Il est facile de comprendre l’intérêt de A Long Way Down. Il promet un gameplay à la Slay the Spire avec des éléments de roguelite et de RPG tout en proposant une navigation de ses niveaux plus impliquée et une direction artistique qui claque. Tout cela est bien ambitieux et le genre du deck builder est de plus en plus compétitif, est-ce que le jeu de Seenapsis a les épaules pour se créer une place parmi des jeux qui ont déjà fait leurs preuves?

En early access, A Long Way Down semble encore loin d’avoir atteint son but. D’une part parce qu’il n’y a pas encore beaucoup de contenu à disposition, mais aussi parce que ce à quoi j’ai joué à beau être prometteur, ce n’est pas bon du tout. L’aventure roguelite propose deux phases de jeu principales: les combats en RPG tour par tour présentés sous la forme d’un jeu de cartes et du dungeon crawling où l’on construit les chemins manquants entre nos objectifs à partir d’un deck de tuiles qu’il faut remplir en fouillant l’environnement. Il y a encore des équipements et du crafting qui viennent se greffer par dessus le tas de mécaniques déjà présent. Le résultat est très dense, mais ça ne veut pas dire, malgré le titre du jeu, qu’il est profond. Le tout manque cruellement de cohérence et de cohésion; j’ai souvent eu l’impression que les mécaniques venaient du modèle qui a été copié et n’avaient pas d’autre rôle que de compliquer la prise en main.
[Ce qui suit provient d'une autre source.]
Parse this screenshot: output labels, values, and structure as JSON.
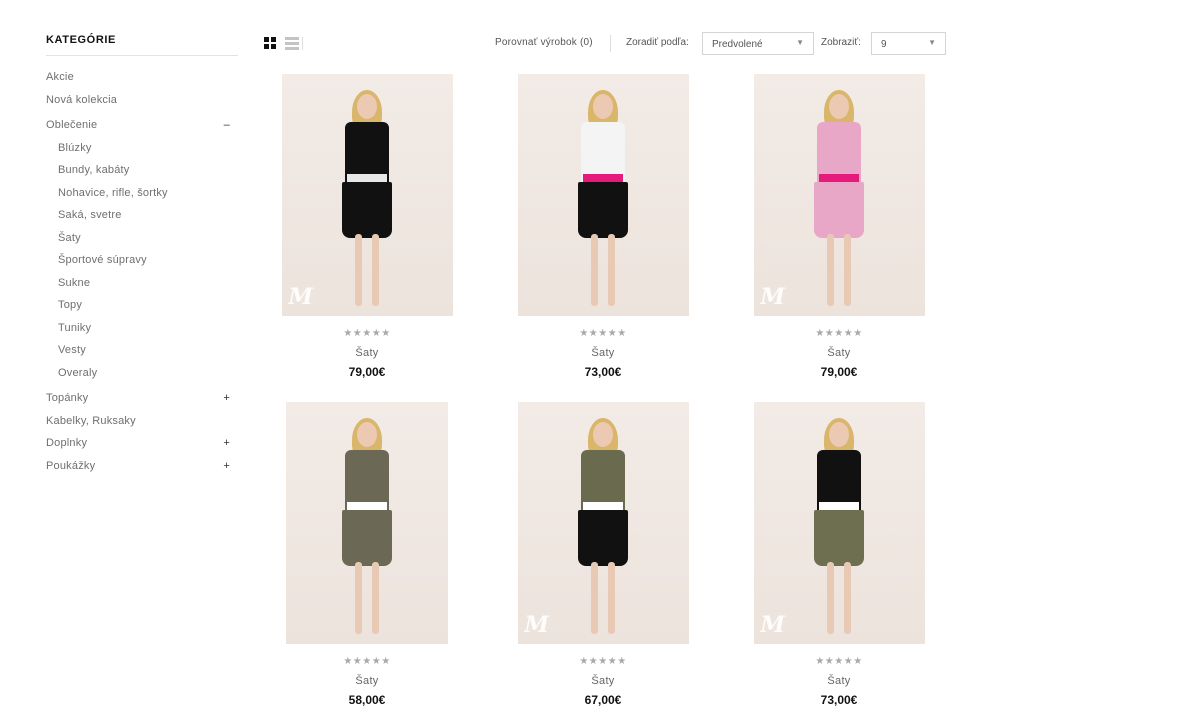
{
  "sidebar": {
    "title": "KATEGÓRIE",
    "items": [
      {
        "label": "Akcie"
      },
      {
        "label": "Nová kolekcia"
      },
      {
        "label": "Oblečenie",
        "toggle": "–"
      },
      {
        "label": "Blúzky"
      },
      {
        "label": "Bundy, kabáty"
      },
      {
        "label": "Nohavice, rifle, šortky"
      },
      {
        "label": "Saká, svetre"
      },
      {
        "label": "Šaty"
      },
      {
        "label": "Športové súpravy"
      },
      {
        "label": "Sukne"
      },
      {
        "label": "Topy"
      },
      {
        "label": "Tuniky"
      },
      {
        "label": "Vesty"
      },
      {
        "label": "Overaly"
      },
      {
        "label": "Topánky",
        "toggle": "+"
      },
      {
        "label": "Kabelky, Ruksaky"
      },
      {
        "label": "Doplnky",
        "toggle": "+"
      },
      {
        "label": "Poukážky",
        "toggle": "+"
      }
    ]
  },
  "toolbar": {
    "compare_label": "Porovnať výrobok (0)",
    "sort_label": "Zoradiť podľa:",
    "sort_value": "Predvolené",
    "show_label": "Zobraziť:",
    "show_value": "9"
  },
  "icons": {
    "grid_view": "grid-view-icon",
    "list_view": "list-view-icon",
    "caret": "▼",
    "star": "★"
  },
  "products": [
    {
      "name": "Šaty",
      "price": "79,00€",
      "rating": 0,
      "stars": "★★★★★",
      "outfit": {
        "top": "#111111",
        "skirt": "#111111",
        "accent": "#e8e8e8"
      }
    },
    {
      "name": "Šaty",
      "price": "73,00€",
      "rating": 0,
      "stars": "★★★★★",
      "outfit": {
        "top": "#f4f4f4",
        "skirt": "#111111",
        "accent": "#e6197c"
      }
    },
    {
      "name": "Šaty",
      "price": "79,00€",
      "rating": 0,
      "stars": "★★★★★",
      "outfit": {
        "top": "#e9a7c8",
        "skirt": "#e9a7c8",
        "accent": "#e6197c"
      }
    },
    {
      "name": "Šaty",
      "price": "58,00€",
      "rating": 0,
      "stars": "★★★★★",
      "outfit": {
        "top": "#6b6955",
        "skirt": "#6b6955",
        "accent": "#ffffff"
      }
    },
    {
      "name": "Šaty",
      "price": "67,00€",
      "rating": 0,
      "stars": "★★★★★",
      "outfit": {
        "top": "#6a6a4e",
        "skirt": "#111111",
        "accent": "#ffffff"
      }
    },
    {
      "name": "Šaty",
      "price": "73,00€",
      "rating": 0,
      "stars": "★★★★★",
      "outfit": {
        "top": "#111111",
        "skirt": "#6e6e50",
        "accent": "#ffffff"
      }
    }
  ],
  "colors": {
    "brand_text": "#111111",
    "muted": "#6f6f6f",
    "border": "#d5d5d5"
  }
}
Commençons par parler des batailles. À tour de rôle, notre équipe et celle de l’adversaire s’échangent des attaques qui sont représentées par des cartes que l’on pioche tous les tours, ainsi nous n’avons qu’accès à une petite partie de la panoplie de mouvements que nous permet notre deck. Pour utiliser ces différentes habiletés, on dispose de points d’action limités. Un système de cartes pareil est intéressant quand on dispose de combinaisons de compétences bien trop puissantes pour laisser le joueur les sortir tous les tours. Ce n’est malheureusement pas le cas de A Long Way Down qui ne propose que des attaques directes, des soins et des buff/débuffs de base. Il n’y a presque pas de synergie entre les cartes et pas de stratégie globale à adopter. Sur mes quelques heures de jeu, je n’ai que peu vu d’effets typiques de jeux de cartes, comme de la pioche ou de la récupération des points d’actions. C’est à se demander quel était l’intérêt de présenter ces combats sous la forme d’un jeu de cartes, le seul effet que cela induit est de réduire les possibilités stratégiques qui sont déjà maigres avec les cartes à disposition.
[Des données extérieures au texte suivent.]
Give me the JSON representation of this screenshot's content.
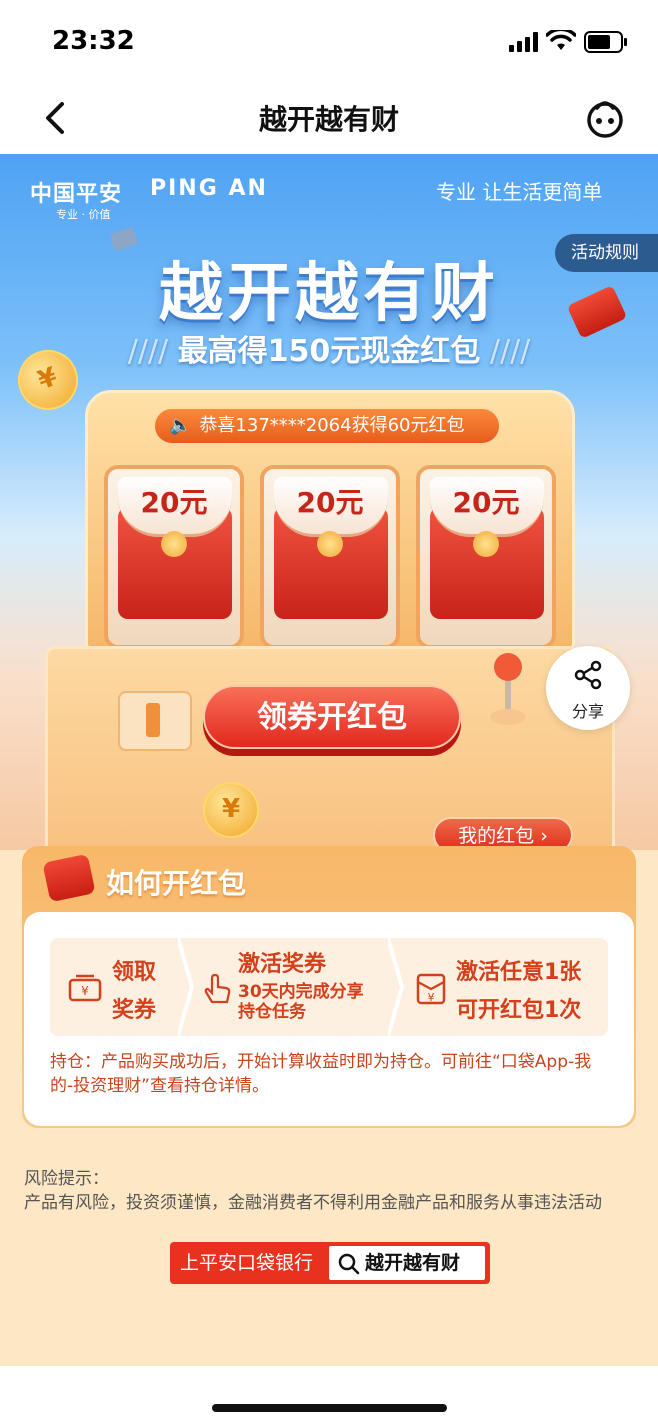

Comme dans Slay the Spire, l’interface permet de voir la prochaine action de l’adversaire, mais la structure des combats rend cette information inutile. La grande quantité de points de vie dans les deux camps et les buffs/débuffs qui s’accumulent nous forcent respectivement à nous projeter sur plusieurs tours et à nous préoccuper de la situation courante. En bref, la prochaine action de l’adversaire est vraiment le moindre de nos soucis. De toute manière, nos options sont trop limitées pour réagir efficacement à l’adversaire. L’aspect RPG se montre à travers des équipements qui augmentent l’attaque et la défense de nos personnages, du crafting et de l’aléatoire dans la quantité de dommage infligé. Ces mécaniques ne trouvent pas leur place. Le crafting se fait en dépensant de la dust pour améliorer un item ou une carte, ce choix est sans intérêt puisqu’il se traduit par le même résultat consistant à infliger plus de dégâts en combat. Ces dégâts, d’ailleurs, peuvent varier du simple au double ce qui réduit encore plus l’aspect stratégique du jeu.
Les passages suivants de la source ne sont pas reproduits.